Reliable and efficient erosion measurement techniques are essential for monitoring soil erosion rates and patterns, understanding soil erosion mechanisms and developing erosion prediction models. Existing erosion measurement techniques, typically including erosion pins, 3D laser scanners and erosion tracers, have some limitations in practice. A new in situ technique, called the magnetic layer detection (MLD) method, is introduced in this paper. The MLD method determines superficial soil layer thickness (SLT) by detecting the depth of an underground artificial magnetic layer (ML) using a magnetic susceptibility (MS) field probe. It enables a shift from rapid MS measurement to soil erosion or deposition quantification. The results of simulated soil profiles showed the relationship between SLT and volume MS of a target ML exactly followed a universal exponential equation, not sensitive to soil type and ML magnetism level.
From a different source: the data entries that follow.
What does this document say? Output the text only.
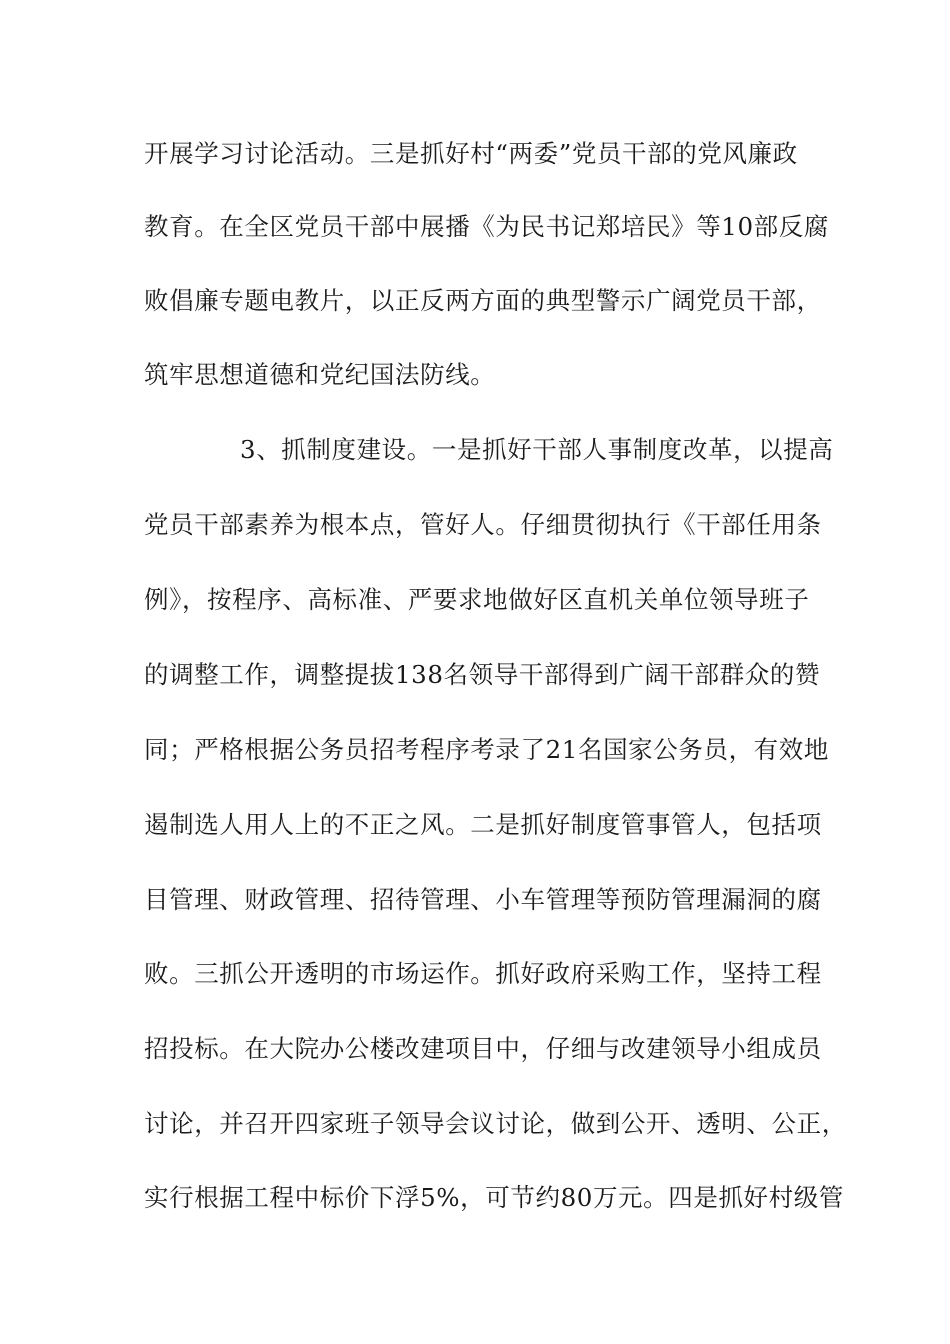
开展学习讨论活动。三是抓好村“两委”党员干部的党风廉政
教育。在全区党员干部中展播《为民书记郑培民》等10部反腐
败倡廉专题电教片，以正反两方面的典型警示广阔党员干部，
筑牢思想道德和党纪国法防线。
3、抓制度建设。一是抓好干部人事制度改革，以提高
党员干部素养为根本点，管好人。仔细贯彻执行《干部任用条
例》，按程序、高标准、严要求地做好区直机关单位领导班子
的调整工作，调整提拔138名领导干部得到广阔干部群众的赞
同；严格根据公务员招考程序考录了21名国家公务员，有效地
遏制选人用人上的不正之风。二是抓好制度管事管人，包括项
目管理、财政管理、招待管理、小车管理等预防管理漏洞的腐
败。三抓公开透明的市场运作。抓好政府采购工作，坚持工程
招投标。在大院办公楼改建项目中，仔细与改建领导小组成员
讨论，并召开四家班子领导会议讨论，做到公开、透明、公正，
实行根据工程中标价下浮5%，可节约80万元。四是抓好村级管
The theoretical analysis based on the optimally fitted curves showed the accuracy of the MLD method is <±2 mm, and the most effective detection depth ranged from 0 to 80 mm in superficial soil profile. The results of indoor water and wind erosion experiments indicated that the Nash-Sutcliffe efficiency and root mean square error of eroded SLT between the MLD method and the mass weighing method were 76.2% and 0.9 mm for water erosion, respectively and 91.2% and 1.2 mm for wind erosion, respectively. These results indicated the MLD method could rapidly and precisely determine the SLT induced by water erosion and wind erosion. Considering its rapid measurement, low cost, relatively high accuracy, little disturbance to soil erosion process, and no maintenance in monitoring points, the MLD method has great potential for widespread use in soil erosion monitoring.